Vapor Pressure Calculator (Raoult's Law)
Calculate total and partial vapor pressures in ideal liquid mixtures using Raoult's Law.
Find vapor composition above the liquid.
Includes benzene-toluene example.
Raoult’s Law describes the vapor pressure of ideal solutions — mixtures where components have similar intermolecular forces.
Partial pressure of component A:
P_A = x_A × P°_A
Total vapor pressure:
P_total = x_A × P°_A + x_B × P°_B
Where:
- x_A, x_B = mole fractions in the liquid phase (x_A + x_B = 1)
- P°_A, P°_B = vapor pressures of pure components
Vapor composition (mole fraction in vapor):
y_A = P_A / P_total = x_A × P°_A / P_total
Positive and negative deviations from Raoult’s Law:
- Ideal (Raoult’s Law): A-B interactions ≈ A-A and B-B interactions (e.g., benzene-toluene)
- Positive deviation: A-B interactions weaker than pure components (e.g., ethanol-water, acetone-hexane) → P_total > Raoult’s Law
- Negative deviation: A-B interactions stronger (e.g., acetone-chloroform, HCl-water) → P_total < Raoult’s Law
Benzene-toluene system at 80°C (approximately ideal):
- P°_benzene ≈ 760 mmHg (normal boiling point!)
- P°_toluene ≈ 290 mmHg
Applications:
- Fractional distillation (separating components by boiling point)

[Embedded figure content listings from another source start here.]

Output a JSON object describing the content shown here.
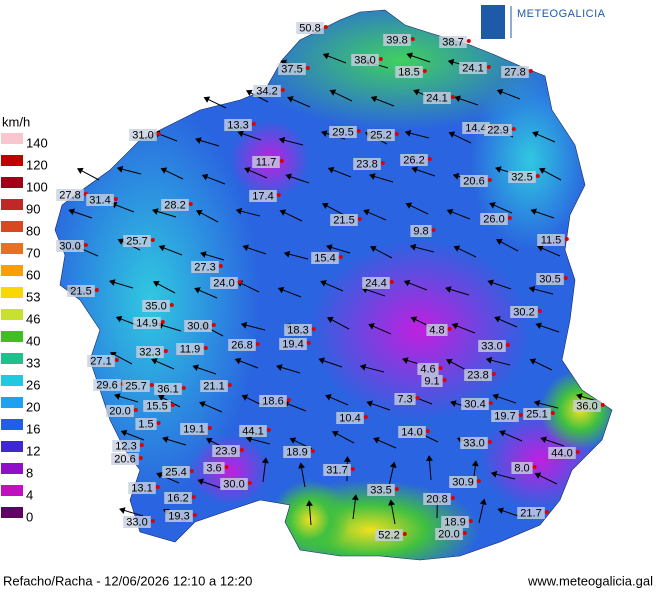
{
  "header": {
    "logo": "METEOGALICIA"
  },
  "legend": {
    "unit": "km/h",
    "labels": [
      "140",
      "120",
      "100",
      "90",
      "80",
      "70",
      "60",
      "53",
      "46",
      "40",
      "33",
      "26",
      "20",
      "16",
      "12",
      "8",
      "4",
      "0"
    ],
    "colors": [
      "#f9c6cf",
      "#c00000",
      "#a00018",
      "#c02828",
      "#d84820",
      "#e87020",
      "#f8a000",
      "#f8d800",
      "#c8e030",
      "#40c020",
      "#20c08c",
      "#20c8e0",
      "#20a0f0",
      "#2060e8",
      "#4028d0",
      "#9010c8",
      "#c010c0",
      "#600060"
    ]
  },
  "stations": [
    "50.8",
    "39.8",
    "38.7",
    "38.0",
    "37.5",
    "18.5",
    "24.1",
    "27.8",
    "34.2",
    "24.1",
    "13.3",
    "29.5",
    "25.2",
    "14.4",
    "22.9",
    "31.0",
    "26.2",
    "11.7",
    "23.8",
    "20.6",
    "32.5",
    "27.8",
    "31.4",
    "17.4",
    "28.2",
    "26.0",
    "21.5",
    "9.8",
    "11.5",
    "30.0",
    "25.7",
    "15.4",
    "27.3",
    "24.0",
    "24.4",
    "30.5",
    "21.5",
    "35.0",
    "30.2",
    "14.9",
    "30.0",
    "18.3",
    "4.8",
    "19.4",
    "26.8",
    "33.0",
    "32.3",
    "11.9",
    "27.1",
    "4.6",
    "9.1",
    "23.8",
    "29.6",
    "25.7",
    "36.1",
    "21.1",
    "36.0",
    "18.6",
    "7.3",
    "30.4",
    "19.7",
    "25.1",
    "20.0",
    "15.5",
    "10.4",
    "14.0",
    "44.1",
    "19.1",
    "12.3",
    "33.0",
    "23.9",
    "18.9",
    "44.0",
    "20.6",
    "31.7",
    "8.0",
    "25.4",
    "3.6",
    "30.9",
    "30.0",
    "13.1",
    "33.5",
    "16.2",
    "20.8",
    "19.3",
    "21.7",
    "18.9",
    "33.0",
    "52.2",
    "20.0",
    "1.5"
  ],
  "footer": {
    "left": "Refacho/Racha - 12/06/2026 12:10 a 12:20",
    "right": "www.meteogalicia.gal"
  }
}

- Understanding azeotropes (constant-boiling mixtures that cannot be separated by simple distillation)
- Colligative properties (related: vapor pressure lowering by non-volatile solutes)
Colligative properties connection: When a non-volatile solute dissolves, x_solvent decreases → vapor pressure decreases. ΔP = x_solute × P°_solvent (Raoult’s Law for non-volatile solute — see vapor pressure lowering calculator).